There are other solutions to boost the real estate market, he continued, rather than creating difficulties for people in general and businesses in particular. “If investors are forced to complete their housing projects there will be additional input costs,” he said. The rule enforcing investors to complete houses before hand over is scarcely feasible, he believes.
Meanwhile, Mr Nguyen Huu Cuong, Chairman of the Hanoi Real Estate Club and Director of the Cuong Phat Group, said that compulsory completion of entire project will increase capital investment. “There are no measures supporting investors,” he said. “No investors in Vietnam can afford to complete a project from beginning to end without securing capital from abroad or cooperating with secondary investors.” If this requirement was put into practice it would certainly make life difficult for real estate businesses. “We should identify investors who the capacity to complete everything within their project on schedule at high quality and with no negative consequences for society,” he said.

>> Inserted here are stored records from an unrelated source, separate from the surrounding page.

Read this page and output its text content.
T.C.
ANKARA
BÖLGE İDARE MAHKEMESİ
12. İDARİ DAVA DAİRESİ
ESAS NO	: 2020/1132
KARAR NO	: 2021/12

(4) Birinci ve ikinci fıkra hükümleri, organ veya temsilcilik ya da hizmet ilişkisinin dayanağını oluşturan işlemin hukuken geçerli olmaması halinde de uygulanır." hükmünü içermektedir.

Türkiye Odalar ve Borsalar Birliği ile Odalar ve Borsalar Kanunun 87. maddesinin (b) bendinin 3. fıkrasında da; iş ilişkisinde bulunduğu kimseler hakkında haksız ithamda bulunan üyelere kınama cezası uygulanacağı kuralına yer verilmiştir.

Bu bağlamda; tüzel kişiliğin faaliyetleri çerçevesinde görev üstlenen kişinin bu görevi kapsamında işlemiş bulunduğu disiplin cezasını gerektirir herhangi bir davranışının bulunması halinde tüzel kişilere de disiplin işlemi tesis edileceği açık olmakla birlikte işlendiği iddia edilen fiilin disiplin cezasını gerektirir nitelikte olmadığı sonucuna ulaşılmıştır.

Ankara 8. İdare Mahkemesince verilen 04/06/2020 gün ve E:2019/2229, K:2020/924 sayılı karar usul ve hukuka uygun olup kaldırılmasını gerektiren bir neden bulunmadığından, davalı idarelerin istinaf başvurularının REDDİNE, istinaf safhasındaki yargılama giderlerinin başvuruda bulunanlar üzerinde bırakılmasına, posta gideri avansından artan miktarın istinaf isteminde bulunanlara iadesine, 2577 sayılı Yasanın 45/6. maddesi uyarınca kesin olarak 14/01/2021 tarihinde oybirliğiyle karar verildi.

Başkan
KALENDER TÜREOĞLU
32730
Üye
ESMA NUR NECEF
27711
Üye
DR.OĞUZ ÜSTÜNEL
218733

Mr Pham Thanh Hung, Deputy General Director of the Century Real Estate Company, said that the rule would limit land speculation. “But the rule’s application would result in investors and customers paying more,” he said. “Even when owners have completed their houses many don’t live in them, which is wasteful.” High taxation of vacant housing may be a solution to curbing land speculation, reducing pressure on housing, and creating spacious and modern urban areas.
For his part, Mr Dang Hung Vo, former Deputy Minister of Natural Resources and Environment, believes that land taxation of between 2 and 3 per cent per year is necessary, since the current tax rate of between 0.03 and 0.15 per cent of the land’s value has not stopped real estate speculation. “People owning 100 square metres in areas with the highest land price in Hanoi only pay tax of VND1.5 million ($75) per year,” he explained. “This is nothing compared with the profits to be earned from speculation. The best solution is to impose higher tax rates on those owning large amounts of real estate.”
The Ministry of Finance is considering three options for solving the issue of vacant villas.
The first is to impose a tax, depending on how long the houses have remained vacant. Where they remain vacant three months after completion, owners will incur a tax rate of 5 per cent calculated on the value of the house purchase contract. If they are vacant after 12 months, the tax rate is 10 percent.
The second option is administrative sanctions. The owners of vacant villas will be fined between VND10 and 20 million ($500-1,000).
The third option is calculating a tax according to the land area. The rate would be 0.15 per cent per year, calculated on the value of house purchase contract. This method can be created under the Tax Law for non-agricultural land applied from January 1, 2012.
No option has been selected as at the time of writing.